The explosion of Indian Gaming in California has lead to some acts that tribes such as Pechanga Band of Temecula would like to keep as “family secrets.” Removing Indians from tribes, pronouncing them non-Indians, had the same effect as Andrew Jackson’s Indian Removal Acts had in 1830’s America. Get the Indians we don’t want or like out of the way.
In 2004 and 2005, as part of the Concerned Pechanga People’s Indian Removal Policy, members of the Pechanga Band of Luiseno Mission Indians were forced to give up their membership in the tribe whose reservation is in Temecula, CA. Life-long members, who have had land on the reservation for centuries were forcibly expelled from the tribe. This act of paper genocide has had devastating effects on 25% of the Pechanga people.
Elders no longer qualify for the health care that they lobbied the tribe to provide for all its members. The young are not allowed to attend the reservation’s school, being forcibly blocked and told to leave, much in the manner of the white racists who blocked black children from integrating schools in Little Rock in the 1950’s.

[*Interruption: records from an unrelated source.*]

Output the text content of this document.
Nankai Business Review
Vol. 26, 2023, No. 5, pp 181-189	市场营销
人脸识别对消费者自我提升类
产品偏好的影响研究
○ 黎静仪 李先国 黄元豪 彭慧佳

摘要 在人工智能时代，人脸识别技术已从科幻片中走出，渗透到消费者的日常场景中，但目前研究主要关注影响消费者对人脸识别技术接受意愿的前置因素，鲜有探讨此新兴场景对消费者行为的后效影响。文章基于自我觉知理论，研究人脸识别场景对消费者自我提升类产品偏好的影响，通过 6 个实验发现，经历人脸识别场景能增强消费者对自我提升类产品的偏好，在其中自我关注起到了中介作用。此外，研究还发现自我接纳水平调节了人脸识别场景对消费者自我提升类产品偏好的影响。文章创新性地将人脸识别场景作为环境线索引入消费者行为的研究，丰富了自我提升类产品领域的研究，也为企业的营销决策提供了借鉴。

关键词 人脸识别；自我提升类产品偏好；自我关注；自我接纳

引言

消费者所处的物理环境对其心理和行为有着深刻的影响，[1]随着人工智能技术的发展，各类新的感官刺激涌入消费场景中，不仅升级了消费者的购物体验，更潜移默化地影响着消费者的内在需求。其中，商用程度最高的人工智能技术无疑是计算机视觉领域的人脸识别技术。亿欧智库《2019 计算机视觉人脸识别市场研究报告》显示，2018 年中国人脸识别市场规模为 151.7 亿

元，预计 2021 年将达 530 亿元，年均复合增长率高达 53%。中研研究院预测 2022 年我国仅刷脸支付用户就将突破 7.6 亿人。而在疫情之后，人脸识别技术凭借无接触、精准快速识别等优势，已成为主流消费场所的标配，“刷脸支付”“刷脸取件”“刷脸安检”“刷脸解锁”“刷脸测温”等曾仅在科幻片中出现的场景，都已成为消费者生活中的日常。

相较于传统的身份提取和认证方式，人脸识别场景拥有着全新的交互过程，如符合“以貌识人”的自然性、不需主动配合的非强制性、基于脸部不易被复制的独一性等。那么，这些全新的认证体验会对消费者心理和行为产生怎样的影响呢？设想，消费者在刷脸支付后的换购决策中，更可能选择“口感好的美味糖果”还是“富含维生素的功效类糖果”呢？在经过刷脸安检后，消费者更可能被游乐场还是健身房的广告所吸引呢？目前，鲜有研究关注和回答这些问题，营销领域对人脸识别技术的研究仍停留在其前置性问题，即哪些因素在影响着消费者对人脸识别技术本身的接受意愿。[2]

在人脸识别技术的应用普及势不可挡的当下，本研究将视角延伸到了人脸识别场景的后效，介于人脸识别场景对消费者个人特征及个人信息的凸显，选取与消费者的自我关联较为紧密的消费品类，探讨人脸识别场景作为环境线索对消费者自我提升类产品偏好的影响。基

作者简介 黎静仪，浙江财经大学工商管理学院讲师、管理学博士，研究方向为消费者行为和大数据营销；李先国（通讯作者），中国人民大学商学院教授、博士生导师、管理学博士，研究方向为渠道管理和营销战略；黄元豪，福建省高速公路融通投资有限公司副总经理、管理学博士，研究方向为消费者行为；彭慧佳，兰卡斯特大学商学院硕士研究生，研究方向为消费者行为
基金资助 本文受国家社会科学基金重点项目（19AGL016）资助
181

Those who were removed, face an unsecured financial future. Many worked for the tribe, were part of all events, meetings, have their dead buried in the Pechanga Cemetery. Now, that has ended. In order to increase the per capita ($15,000 per month at the time of the first removal) some of the descendents of Pablo Apis, the family of Manuela Miranda were terminated from the tribe. Per capita grew to $20,000 per month (plus bonuses) for those remaining, members of the Concerned Pechanga People initiated a misinformation campaign, one that has successfully terminated over 300 Native Americans of Pechanga descent at the time of the second removal (the descendents of Paulina Hunter.) The per capita is now reportedly $40,000 per month.
Blood relatives are banished from the reservations, families who are no longer in the tribe, but live on the reservation property that they’ve owned since the late 1800’s live in fear that the tribe will take away their water, which has been threatened by some of the remaining tribal members. Will Pechanga really turn off their lifeblood, as easily as they took away their civil rights? It’s not difficult to think so, after the atrocities that the CPP have already committed.
The Concerned Pechanga People
This is the group of people that let the blackness of greed take over their hearts and minds.
The Splinter Group
This group is an offshoot of the 1980’s Splinter Group, led by Russell Murphy and assisted by Frances Miranda and Ihrene Scearse (later on the enrollment committee and committed to removing tribal members). Non-enrolled members of Pechanga, they started attending meetings and disrupted the regular goings on of the business. They announced that they were separating from the band and forming their own Tribe. They petitioned the BIA to recognize them, but the BIA refused.
With few exceptions, no member of the splinter group applied for membership because they knew they could not meet the constitutional requirements established by the Pechanga Band.
The actions of the splinter group raise legitimate questions: Are they really Pechanga? Are they able to document their lineal descent from an Original Pechanga Temecula Person as the Pechanga Bands Constitution and Bylaws require? Did they figure that disruption of tribal matters was the way to go?
This is not the portrait of a tribe in need, asking the people of California to allow tribes to have Las Vegas type gaming such as portrayed in the Prop. 1A and Prop. 5 television commercials of the 1990’s. This is about power, greed and violations of civil rights, voting rights, and elder abuse. It’s about tribal governments wielding sovereignty like a club and it’s about individual Indians that have nowhere to turn for justice.
I’ll explore this more in future posts, with thoughts on expanded gaming in California and what it feels like to be told you aren’t who you know you are.